The Australian embassy in Beijing is trying to locate Sydney Falun Gong
practitioner Nancy Chen, who disappeared in the city of Yibin, Sichuan province,
last Wednesday.
A spokesman said the embassy was concerned for Ms Chen's safety and was in touch
with the Chinese authorities to try to establish her whereabouts and contact
her.
Her husband, Herbert Lu, said in Sydney he had received a phone call early
yesterday from Yibin saying the Public Security Bureau had detained his wife
because she was a Falun Gong practitioner. He said Ms Chen had been held in
Beijing for 24 days in 1999 or 2000 before being deported. He thought his wife
was on a Chinese government blacklist and might have been involved in a protest
in Tiananmen Square but could not remember the details.
He said she had flown to the Sichuan capital Chengdu about January 17 with her
six-year-old daughter after a few days in Hong Kong with friends. She had
planned to stay with her parents in nearby Yibin.
It is understood Ms Chen entered the US consulate office in Chengdu early on
Wednesday morning seeking help. She stayed at the consulate until the early
evening, as consular officers notified the Australian embassy and tried to make
arrangements for her family or friends to collect her. Eventually a consular
officer took her to a nearby hotel where she met a family friend.

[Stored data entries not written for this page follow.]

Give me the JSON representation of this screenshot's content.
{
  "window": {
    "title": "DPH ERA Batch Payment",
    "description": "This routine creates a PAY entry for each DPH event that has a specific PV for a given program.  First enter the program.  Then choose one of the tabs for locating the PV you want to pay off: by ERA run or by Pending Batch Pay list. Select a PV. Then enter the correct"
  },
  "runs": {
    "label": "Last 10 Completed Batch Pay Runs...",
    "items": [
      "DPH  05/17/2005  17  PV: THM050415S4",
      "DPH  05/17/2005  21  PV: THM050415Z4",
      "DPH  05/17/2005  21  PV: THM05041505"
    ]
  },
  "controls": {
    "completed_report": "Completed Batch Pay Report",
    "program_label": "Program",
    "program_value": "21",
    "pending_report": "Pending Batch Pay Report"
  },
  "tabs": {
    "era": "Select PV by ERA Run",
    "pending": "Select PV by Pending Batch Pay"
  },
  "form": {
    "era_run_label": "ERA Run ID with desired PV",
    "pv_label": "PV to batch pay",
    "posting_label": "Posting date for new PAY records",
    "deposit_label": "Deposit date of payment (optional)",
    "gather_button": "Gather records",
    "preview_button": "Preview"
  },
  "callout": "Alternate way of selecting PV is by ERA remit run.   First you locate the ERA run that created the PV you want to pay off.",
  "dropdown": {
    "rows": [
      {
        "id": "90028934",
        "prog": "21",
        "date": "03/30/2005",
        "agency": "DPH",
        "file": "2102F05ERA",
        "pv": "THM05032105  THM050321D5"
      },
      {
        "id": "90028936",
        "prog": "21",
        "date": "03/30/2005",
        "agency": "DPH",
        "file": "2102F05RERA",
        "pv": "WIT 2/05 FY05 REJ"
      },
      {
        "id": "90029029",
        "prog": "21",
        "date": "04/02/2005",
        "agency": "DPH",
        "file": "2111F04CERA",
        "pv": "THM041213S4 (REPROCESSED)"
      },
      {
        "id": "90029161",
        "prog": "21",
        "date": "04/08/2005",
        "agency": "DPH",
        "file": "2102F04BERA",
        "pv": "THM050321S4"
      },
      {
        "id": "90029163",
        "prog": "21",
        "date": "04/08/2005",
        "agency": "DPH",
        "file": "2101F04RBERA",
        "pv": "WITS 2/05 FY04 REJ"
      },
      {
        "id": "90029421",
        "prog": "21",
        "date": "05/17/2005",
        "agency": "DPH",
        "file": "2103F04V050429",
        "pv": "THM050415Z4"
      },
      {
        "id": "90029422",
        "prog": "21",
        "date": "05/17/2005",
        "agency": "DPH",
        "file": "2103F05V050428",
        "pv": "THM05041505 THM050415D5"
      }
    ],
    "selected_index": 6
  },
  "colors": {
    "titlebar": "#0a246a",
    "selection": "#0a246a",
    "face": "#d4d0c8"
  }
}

What happened next is not clear. Mr Lu said Ms Chen had phoned her mother,
saying she had been kidnapped. She asked her mother to tell her husband to ask
the Australian Government to "save me".
An officer at the Chengdu Public Security Bureau Falun Gong division would not
discuss the case over the telephone.
Falun Gong practitioners from Australia and other countries have frequently been
detained in mainland China in recent years before being deported. They have
complained of brutal treatment and beatings by police.